Because they lack graphics and dynamic data, prototypes are generally not considered “final” products. Yet it is easy for both clients and team members to want to see more and more functionality and detail included in the prototype. We recommend avoiding this temptation, and reminding clients of the benefits of keeping the prototype at a medium-level of fidelity. It is only at this level that you can completely enjoy the benefits outlined above, as well as establish a “finish line” for a prototype.

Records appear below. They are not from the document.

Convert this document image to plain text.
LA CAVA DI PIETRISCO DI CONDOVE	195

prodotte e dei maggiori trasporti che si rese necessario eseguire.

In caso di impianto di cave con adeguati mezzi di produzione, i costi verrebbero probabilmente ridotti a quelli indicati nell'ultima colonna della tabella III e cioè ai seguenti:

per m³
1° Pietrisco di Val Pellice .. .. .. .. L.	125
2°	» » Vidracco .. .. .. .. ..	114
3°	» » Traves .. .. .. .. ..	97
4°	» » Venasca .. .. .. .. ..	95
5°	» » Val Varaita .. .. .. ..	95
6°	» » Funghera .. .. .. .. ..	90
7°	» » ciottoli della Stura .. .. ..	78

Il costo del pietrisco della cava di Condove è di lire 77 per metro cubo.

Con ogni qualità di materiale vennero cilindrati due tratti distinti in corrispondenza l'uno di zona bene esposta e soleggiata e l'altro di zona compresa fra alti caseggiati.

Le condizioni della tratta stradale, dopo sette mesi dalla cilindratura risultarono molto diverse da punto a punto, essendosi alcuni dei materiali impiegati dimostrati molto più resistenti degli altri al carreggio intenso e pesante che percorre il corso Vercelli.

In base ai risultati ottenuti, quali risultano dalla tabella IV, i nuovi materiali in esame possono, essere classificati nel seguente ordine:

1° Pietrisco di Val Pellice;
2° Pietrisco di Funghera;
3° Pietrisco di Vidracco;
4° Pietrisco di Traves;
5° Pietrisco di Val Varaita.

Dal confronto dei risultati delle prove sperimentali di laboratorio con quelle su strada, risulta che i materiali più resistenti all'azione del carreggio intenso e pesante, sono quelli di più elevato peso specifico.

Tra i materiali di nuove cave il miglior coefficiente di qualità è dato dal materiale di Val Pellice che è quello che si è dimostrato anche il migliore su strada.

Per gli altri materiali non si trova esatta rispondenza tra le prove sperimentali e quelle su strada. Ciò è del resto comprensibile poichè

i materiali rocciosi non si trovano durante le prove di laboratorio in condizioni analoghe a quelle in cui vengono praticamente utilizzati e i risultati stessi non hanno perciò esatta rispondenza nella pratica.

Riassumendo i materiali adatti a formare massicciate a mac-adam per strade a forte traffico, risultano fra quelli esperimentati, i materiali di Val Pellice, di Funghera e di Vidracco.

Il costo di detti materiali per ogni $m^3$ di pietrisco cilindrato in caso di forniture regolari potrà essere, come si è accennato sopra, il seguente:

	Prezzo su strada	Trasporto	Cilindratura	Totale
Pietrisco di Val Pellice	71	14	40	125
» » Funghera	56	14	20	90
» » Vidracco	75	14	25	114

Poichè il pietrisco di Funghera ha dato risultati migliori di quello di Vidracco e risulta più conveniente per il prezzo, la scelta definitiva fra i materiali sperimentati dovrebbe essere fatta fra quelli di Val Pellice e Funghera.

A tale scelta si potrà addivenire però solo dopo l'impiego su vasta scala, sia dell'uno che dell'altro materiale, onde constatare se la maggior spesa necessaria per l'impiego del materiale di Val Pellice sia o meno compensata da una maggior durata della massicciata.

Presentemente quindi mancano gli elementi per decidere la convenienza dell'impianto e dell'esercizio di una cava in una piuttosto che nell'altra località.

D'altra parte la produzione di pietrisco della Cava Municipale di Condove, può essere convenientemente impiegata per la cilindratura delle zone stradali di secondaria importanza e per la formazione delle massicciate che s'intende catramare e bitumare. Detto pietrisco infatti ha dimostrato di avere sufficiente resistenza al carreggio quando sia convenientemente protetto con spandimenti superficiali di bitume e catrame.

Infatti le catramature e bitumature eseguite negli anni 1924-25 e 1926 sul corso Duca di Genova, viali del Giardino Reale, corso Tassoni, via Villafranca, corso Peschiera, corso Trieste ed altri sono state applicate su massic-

Although Medium-Fidelity Prototypes maintain a relatively “unpolished” presentation, they can support highly relevant system interactions, and are easily modified to illustrate alternative designs. Because of this, we find our prototypes are often at the center of many critical discussions involving the members of both the client and the development teams. Ultimately, these discussions result in a better solution, and our clients (and their users) are happier for it.

Achievement Unlocked: So what did we learn?

Prototypes are attractive to development teams because they have clear benefits. They facilitate communication by exposing design assumptions, drive ideation, and provide an optimal, realistic setting, for gathering user feedback. But prototypes are complex artifacts: They have many different dimensions and can be created with a variety of tools. Project teams that don’t understand these complexities can waste time and effort–and even thwart project progress. Before they start to develop a prototype, project teams need to consider the business objectives that are driving their efforts–and then manipulate prototype attributes and fidelity to support these needs, and get that high score.